The fast food chain founded by actors Mark and Donnie Wahlberg is facing yet another legal battle from former business partners claiming that the famous family excluded them from plans to grow the burger business.

In a lawsuit filed Feb. 21, William “Billy” Leonard and Edward St. Croix claim that Wahlberg brothers Mark, Donnie and Paul purposefully did not include them in plans to develop the restaurant into a franchise, despite the duo's initial involvement in the creation of the concept.

According to The Boston Globe, unspecified damages are sought in the 33-page lawsuit.


In the suit, St.
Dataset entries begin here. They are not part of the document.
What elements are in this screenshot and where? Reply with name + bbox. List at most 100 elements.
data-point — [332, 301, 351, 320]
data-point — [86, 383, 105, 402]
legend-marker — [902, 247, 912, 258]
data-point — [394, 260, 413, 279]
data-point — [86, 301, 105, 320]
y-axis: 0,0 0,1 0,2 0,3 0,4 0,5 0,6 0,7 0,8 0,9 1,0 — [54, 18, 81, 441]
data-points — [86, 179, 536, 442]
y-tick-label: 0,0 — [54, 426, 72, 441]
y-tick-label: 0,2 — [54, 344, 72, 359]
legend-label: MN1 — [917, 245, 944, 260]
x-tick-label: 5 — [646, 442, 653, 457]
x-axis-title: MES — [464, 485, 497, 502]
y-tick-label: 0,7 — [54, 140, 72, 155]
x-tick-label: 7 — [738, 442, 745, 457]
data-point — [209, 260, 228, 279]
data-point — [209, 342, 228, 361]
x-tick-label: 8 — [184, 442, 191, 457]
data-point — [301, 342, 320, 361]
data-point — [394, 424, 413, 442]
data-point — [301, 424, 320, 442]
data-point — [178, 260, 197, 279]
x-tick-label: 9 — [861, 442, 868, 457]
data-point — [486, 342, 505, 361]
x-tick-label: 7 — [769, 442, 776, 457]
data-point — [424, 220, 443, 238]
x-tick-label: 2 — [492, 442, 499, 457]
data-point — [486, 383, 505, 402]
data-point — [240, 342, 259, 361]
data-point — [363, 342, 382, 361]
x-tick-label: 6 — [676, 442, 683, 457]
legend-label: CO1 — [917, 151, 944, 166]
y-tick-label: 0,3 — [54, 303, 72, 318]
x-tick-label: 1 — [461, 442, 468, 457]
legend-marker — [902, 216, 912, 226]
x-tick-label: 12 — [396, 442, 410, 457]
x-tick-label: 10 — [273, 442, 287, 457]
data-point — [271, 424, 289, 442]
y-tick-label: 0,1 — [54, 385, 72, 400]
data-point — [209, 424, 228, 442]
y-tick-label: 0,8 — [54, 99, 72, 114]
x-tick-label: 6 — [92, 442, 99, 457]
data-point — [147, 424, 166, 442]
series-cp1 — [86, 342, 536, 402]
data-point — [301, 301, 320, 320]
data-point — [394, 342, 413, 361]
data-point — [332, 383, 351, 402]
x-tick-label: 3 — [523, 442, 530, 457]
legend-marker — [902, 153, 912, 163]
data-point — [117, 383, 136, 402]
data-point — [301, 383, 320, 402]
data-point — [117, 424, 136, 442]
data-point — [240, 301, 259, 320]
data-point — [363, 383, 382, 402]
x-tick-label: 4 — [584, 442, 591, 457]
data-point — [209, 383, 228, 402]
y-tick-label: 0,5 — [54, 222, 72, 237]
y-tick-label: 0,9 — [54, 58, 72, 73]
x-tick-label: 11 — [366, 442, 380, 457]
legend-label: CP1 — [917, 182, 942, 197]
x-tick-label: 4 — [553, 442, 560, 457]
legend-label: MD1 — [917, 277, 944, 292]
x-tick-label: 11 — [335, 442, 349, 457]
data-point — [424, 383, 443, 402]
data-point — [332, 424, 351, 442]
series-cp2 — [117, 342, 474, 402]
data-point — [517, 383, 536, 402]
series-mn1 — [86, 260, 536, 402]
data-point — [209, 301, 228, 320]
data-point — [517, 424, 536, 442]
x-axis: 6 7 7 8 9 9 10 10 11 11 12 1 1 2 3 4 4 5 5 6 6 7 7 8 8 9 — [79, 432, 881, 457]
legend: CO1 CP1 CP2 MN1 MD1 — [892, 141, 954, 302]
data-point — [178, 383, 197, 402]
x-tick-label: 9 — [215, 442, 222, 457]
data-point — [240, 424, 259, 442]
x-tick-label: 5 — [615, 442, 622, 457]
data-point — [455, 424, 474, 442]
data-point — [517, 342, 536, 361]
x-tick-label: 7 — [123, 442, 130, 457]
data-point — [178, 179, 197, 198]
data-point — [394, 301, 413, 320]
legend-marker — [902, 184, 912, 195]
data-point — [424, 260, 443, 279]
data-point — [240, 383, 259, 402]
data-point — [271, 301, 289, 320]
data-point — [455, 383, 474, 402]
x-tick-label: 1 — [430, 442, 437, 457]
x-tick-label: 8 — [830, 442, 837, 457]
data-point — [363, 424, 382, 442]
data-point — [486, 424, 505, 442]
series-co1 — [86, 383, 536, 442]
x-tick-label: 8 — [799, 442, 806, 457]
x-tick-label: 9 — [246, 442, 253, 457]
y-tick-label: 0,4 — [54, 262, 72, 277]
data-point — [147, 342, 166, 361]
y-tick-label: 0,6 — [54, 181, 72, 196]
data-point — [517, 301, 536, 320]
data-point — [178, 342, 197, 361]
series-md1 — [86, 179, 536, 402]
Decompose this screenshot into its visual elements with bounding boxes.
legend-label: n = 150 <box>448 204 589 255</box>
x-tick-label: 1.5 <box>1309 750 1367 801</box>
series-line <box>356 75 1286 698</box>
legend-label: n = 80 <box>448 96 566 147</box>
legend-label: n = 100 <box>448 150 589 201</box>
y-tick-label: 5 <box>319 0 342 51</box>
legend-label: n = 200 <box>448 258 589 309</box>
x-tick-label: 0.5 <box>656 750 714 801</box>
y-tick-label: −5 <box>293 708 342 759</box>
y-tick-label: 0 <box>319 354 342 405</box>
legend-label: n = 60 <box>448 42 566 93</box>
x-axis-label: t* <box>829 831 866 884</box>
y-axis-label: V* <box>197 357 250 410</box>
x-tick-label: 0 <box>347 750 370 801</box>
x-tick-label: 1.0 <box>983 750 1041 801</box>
Croix claims that the idea for the restaurant – whose establishment and operation has been documented on the A&E reality show “Wahlburgers” – was initially his.

“Years ago, Mr. St. Croix discussed the idea with Paul Wahlberg, and they then piqued Mark Wahlberg’s interest, and later, that of Donnie,” the suit alleges.
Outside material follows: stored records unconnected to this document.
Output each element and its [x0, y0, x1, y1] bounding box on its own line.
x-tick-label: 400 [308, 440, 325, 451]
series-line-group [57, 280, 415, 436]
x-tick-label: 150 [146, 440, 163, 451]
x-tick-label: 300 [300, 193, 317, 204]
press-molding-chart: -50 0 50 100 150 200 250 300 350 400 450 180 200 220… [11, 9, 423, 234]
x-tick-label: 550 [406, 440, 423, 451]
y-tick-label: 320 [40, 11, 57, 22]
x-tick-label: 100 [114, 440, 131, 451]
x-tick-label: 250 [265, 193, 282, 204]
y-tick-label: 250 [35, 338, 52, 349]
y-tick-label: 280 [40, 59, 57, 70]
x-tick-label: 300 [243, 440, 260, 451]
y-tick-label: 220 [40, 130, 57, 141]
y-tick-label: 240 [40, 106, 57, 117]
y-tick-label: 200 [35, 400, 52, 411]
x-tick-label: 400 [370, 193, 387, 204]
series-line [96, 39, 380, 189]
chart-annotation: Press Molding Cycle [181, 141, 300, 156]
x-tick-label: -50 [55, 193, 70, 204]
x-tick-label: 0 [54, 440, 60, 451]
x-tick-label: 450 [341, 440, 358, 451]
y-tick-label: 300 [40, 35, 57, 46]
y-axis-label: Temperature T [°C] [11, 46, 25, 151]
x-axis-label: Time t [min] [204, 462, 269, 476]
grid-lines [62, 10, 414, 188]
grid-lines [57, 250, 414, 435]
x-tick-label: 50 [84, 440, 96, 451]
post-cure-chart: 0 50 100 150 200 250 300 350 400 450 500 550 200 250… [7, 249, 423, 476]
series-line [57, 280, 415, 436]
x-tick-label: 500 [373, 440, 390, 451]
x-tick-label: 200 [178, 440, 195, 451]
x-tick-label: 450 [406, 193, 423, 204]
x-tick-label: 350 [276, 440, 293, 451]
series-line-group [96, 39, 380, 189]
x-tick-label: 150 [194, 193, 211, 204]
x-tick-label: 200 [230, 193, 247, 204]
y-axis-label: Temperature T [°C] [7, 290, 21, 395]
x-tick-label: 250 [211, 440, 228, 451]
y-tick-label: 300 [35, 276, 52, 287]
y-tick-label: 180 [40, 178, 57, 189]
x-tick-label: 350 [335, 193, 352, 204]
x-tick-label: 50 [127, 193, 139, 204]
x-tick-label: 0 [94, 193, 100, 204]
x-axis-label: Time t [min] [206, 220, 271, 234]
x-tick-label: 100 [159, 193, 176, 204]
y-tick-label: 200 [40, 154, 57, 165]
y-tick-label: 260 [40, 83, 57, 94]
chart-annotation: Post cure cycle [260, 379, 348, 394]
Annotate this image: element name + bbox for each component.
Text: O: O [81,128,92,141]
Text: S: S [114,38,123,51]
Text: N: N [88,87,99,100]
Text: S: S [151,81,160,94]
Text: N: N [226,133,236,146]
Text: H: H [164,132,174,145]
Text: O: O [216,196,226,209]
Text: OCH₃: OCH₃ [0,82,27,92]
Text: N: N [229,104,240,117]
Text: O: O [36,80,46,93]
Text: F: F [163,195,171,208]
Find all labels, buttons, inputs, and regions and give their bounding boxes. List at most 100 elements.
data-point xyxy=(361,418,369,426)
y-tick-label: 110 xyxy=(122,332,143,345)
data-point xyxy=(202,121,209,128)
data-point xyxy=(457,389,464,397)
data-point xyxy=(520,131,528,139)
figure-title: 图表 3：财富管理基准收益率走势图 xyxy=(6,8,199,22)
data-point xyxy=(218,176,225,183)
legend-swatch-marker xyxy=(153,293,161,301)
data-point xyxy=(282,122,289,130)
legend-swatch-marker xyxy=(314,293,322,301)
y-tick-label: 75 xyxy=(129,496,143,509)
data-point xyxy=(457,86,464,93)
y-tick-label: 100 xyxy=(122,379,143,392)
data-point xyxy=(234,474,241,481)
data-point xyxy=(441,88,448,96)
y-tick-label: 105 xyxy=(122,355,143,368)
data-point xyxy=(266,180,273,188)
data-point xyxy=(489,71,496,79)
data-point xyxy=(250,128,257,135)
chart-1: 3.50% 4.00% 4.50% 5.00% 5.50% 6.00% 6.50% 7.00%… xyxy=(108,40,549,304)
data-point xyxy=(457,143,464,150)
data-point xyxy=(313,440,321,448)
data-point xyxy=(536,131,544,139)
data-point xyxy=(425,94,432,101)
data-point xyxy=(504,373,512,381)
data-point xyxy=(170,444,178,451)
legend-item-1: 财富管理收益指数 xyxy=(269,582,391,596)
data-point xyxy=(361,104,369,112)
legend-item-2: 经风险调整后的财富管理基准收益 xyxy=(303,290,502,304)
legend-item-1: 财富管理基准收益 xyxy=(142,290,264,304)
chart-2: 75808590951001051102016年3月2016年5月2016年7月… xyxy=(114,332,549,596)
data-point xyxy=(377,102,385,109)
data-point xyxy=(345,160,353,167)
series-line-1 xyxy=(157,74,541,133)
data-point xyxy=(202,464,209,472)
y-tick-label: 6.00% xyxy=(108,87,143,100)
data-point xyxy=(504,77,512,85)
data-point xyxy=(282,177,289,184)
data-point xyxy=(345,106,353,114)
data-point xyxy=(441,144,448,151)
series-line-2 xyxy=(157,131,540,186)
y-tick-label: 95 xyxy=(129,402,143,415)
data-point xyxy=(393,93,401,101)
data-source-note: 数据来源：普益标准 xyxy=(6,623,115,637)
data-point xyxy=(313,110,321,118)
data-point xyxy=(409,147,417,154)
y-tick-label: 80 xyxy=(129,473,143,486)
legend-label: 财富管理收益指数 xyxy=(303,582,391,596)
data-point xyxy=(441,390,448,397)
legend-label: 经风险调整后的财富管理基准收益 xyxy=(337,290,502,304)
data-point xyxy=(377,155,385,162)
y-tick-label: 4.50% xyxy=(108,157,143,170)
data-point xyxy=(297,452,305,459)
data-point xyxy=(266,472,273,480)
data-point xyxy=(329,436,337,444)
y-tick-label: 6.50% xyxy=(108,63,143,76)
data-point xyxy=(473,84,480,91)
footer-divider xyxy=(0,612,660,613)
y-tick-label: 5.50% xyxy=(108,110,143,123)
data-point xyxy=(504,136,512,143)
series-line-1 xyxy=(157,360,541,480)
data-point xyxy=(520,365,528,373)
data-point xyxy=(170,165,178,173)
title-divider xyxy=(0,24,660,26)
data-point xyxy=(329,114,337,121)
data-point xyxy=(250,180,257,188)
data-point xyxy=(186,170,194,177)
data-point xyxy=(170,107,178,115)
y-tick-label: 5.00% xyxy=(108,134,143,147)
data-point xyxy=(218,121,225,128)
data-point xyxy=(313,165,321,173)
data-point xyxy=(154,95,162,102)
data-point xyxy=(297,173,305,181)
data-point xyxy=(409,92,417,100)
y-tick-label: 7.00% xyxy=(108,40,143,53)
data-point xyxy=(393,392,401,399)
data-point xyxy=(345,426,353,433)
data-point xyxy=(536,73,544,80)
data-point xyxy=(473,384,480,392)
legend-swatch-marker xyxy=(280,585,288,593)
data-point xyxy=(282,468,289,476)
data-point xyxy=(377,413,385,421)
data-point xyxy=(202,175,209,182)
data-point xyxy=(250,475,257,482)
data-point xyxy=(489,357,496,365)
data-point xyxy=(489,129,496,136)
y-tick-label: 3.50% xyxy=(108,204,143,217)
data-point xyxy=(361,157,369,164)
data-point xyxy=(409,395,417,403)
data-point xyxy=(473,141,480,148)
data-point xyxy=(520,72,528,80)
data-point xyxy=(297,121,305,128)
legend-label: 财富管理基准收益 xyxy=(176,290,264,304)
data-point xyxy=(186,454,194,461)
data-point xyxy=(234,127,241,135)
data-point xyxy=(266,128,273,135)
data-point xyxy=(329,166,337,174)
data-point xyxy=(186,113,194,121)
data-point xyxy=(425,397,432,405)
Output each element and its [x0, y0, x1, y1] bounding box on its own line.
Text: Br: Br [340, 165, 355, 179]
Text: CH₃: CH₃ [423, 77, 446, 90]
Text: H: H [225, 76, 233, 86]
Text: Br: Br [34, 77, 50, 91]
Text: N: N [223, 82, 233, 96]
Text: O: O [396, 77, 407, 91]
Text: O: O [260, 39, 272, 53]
“Ultimately, the three Wahlberg brothers — whose interpersonal relationships are dysfunctional — wound up as the sole managers,” the suit continued. “They then stole the most valuable franchise opportunities for themselves.”
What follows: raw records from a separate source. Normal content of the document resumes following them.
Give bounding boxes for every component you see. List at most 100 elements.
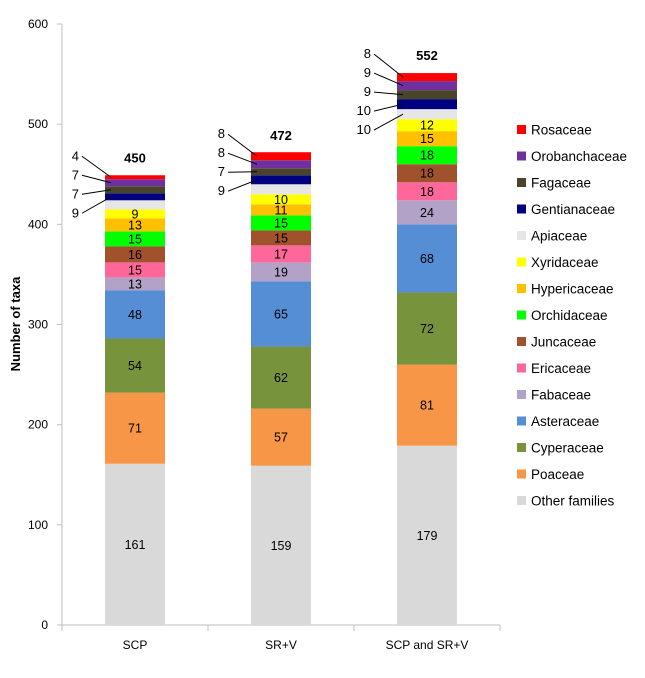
callout-leader-line: [373, 53, 404, 78]
bar-segment-juncaceae: [105, 246, 165, 263]
callout-label: 10: [357, 103, 371, 118]
bar-segment-asteraceae: [105, 290, 165, 339]
bar-segment-hypericaceae: [251, 204, 311, 216]
segment-value-label: 71: [128, 422, 142, 436]
bar-segment-rosaceae: [105, 175, 165, 180]
segment-value-label: 48: [128, 308, 142, 322]
bar-segment-ericaceae: [251, 245, 311, 263]
legend-swatch: [517, 469, 526, 479]
bar-segment-orobanchaceae: [105, 179, 165, 187]
callout-leader-line: [373, 103, 404, 112]
segment-value-label: 9: [132, 207, 139, 221]
bar-segment-xyridaceae: [251, 194, 311, 205]
segment-value-label: 72: [420, 322, 434, 336]
segment-value-label: 24: [420, 206, 434, 220]
legend-swatch: [517, 496, 526, 505]
legend-item-label: Hypericaceae: [531, 282, 614, 297]
bar-segment-other-families: [105, 463, 165, 625]
bar-segment-apiaceae: [105, 200, 165, 210]
bar-segment-ericaceae: [397, 182, 457, 201]
bar-segment-gentianaceae: [105, 193, 165, 201]
bar-segment-fagaceae: [105, 186, 165, 194]
segment-value-label: 15: [274, 216, 288, 230]
callout-leader-line: [373, 72, 404, 87]
legend-swatch: [517, 125, 526, 134]
segment-value-label: 10: [274, 193, 288, 207]
y-tick-label: 100: [28, 518, 48, 532]
segment-value-label: 15: [128, 232, 142, 246]
segment-value-label: 13: [128, 218, 142, 232]
bar-segment-hypericaceae: [105, 218, 165, 232]
callout-leader-line: [227, 152, 258, 165]
y-tick-label: 400: [28, 217, 48, 231]
legend-item-label: Juncaceae: [531, 335, 596, 350]
bar-segment-apiaceae: [251, 184, 311, 195]
callout-label: 9: [364, 65, 371, 80]
legend-swatch: [517, 363, 526, 373]
legend-item-label: Orobanchaceae: [531, 149, 627, 164]
bar-segment-other-families: [251, 465, 311, 625]
segment-value-label: 81: [420, 399, 434, 413]
legend-item-label: Other families: [531, 494, 615, 509]
bar-segment-poaceae: [397, 364, 457, 446]
x-tick-label: SCP: [123, 638, 148, 652]
segment-value-label: 17: [274, 247, 288, 261]
callout-leader-line: [227, 133, 258, 157]
bar-segment-juncaceae: [397, 164, 457, 183]
legend-item-label: Apiaceae: [531, 229, 587, 244]
callout-leader-line: [373, 91, 404, 96]
legend-swatch: [517, 204, 526, 214]
segment-value-label: 54: [128, 359, 142, 373]
bar-total-label: 450: [124, 150, 146, 165]
legend-swatch: [517, 443, 526, 452]
bar-segment-ericaceae: [105, 262, 165, 278]
segment-value-label: 11: [275, 203, 288, 217]
callout-label: 9: [364, 84, 371, 99]
segment-value-label: 16: [128, 248, 142, 262]
legend-swatch: [517, 178, 526, 187]
legend-item-label: Fabaceae: [531, 388, 591, 403]
callout-label: 4: [72, 148, 79, 163]
bar-total-label: 472: [270, 128, 292, 143]
bar-segment-fabaceae: [105, 277, 165, 291]
segment-value-label: 159: [271, 539, 292, 553]
callout-label: 7: [218, 164, 225, 179]
bar-segment-apiaceae: [397, 109, 457, 120]
bar-segment-fagaceae: [251, 168, 311, 176]
legend-swatch: [517, 151, 526, 161]
segment-value-label: 15: [420, 132, 434, 146]
segment-value-label: 68: [420, 252, 434, 266]
callout-label: 8: [364, 46, 371, 61]
y-tick-label: 200: [28, 418, 48, 432]
bar-segment-orobanchaceae: [397, 81, 457, 91]
callout-label: 9: [218, 183, 225, 198]
legend-swatch: [517, 337, 526, 346]
y-axis-label: Number of taxa: [8, 276, 23, 371]
segment-value-label: 19: [274, 265, 288, 279]
callout-label: 9: [72, 205, 79, 220]
bar-segment-fabaceae: [251, 262, 311, 282]
legend-item-label: Xyridaceae: [531, 255, 599, 270]
bar-segment-cyperaceae: [397, 292, 457, 365]
y-tick-label: 300: [28, 318, 48, 332]
x-tick-label: SCP and SR+V: [386, 638, 469, 652]
segment-value-label: 18: [420, 167, 434, 181]
bar-segment-cyperaceae: [251, 346, 311, 409]
callout-leader-line: [81, 155, 112, 178]
callout-leader-line: [81, 174, 112, 184]
legend-item-label: Gentianaceae: [531, 202, 615, 217]
bar-segment-other-families: [397, 445, 457, 625]
callout-label: 7: [72, 167, 79, 182]
segment-value-label: 15: [274, 231, 288, 245]
y-tick-label: 0: [41, 618, 48, 632]
legend-swatch: [517, 257, 526, 267]
legend-item-label: Ericaceae: [531, 361, 591, 376]
bar-segment-hypericaceae: [397, 131, 457, 147]
segment-value-label: 12: [420, 119, 434, 133]
bar-segment-gentianaceae: [251, 175, 311, 185]
x-tick-label: SR+V: [265, 638, 297, 652]
bar-segment-rosaceae: [397, 73, 457, 82]
bar-segment-cyperaceae: [105, 338, 165, 393]
bar-segment-juncaceae: [251, 230, 311, 246]
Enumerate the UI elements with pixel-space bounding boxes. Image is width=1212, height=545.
In 2012, the lawsuit claimed, the brothers removed St. Croix as manager as part of a final effort to remove both St. Croix and Leonard so that the brothers could hoard “the bulk of the store-generated profits for themselves.”

The suit lists no specific reason to explain why St. Croix was cut from the position but by 2014, the suit claimed, the company had completed a reorganization that left St. Croix with a “reduced 7.87 percent voting interest” in the restaurant while Leonard had a 3.37 percent stake.


“It’s obvious that this lawsuit, with its unbridled litany of false and misleading claims, was concocted to further the plaintiffs’ own personal agendas at the expense of the truth, the Wahlberg family and other investors,” a spokeswoman for Wahlburgers Corporate Headquarters said in a statement.

“Family, fairness, and integrity are at the core of the Wahlburgers brand,” said the spokeswoman, “and we are prepared to protect the values for which we stand.”

This isn't the first time the brothers' burger chain has found itself at the center of a legal controversy. Last summer, five former employees of the Coney Island, Brooklyn location filed a class-action lawsuit claiming the restaurant failed to pay them proper minimum wage and routinely pocketed the servers' tips.

There are currently seven Wahlburgers locations in the U.S. and Canada with 27 new restaurants in the works.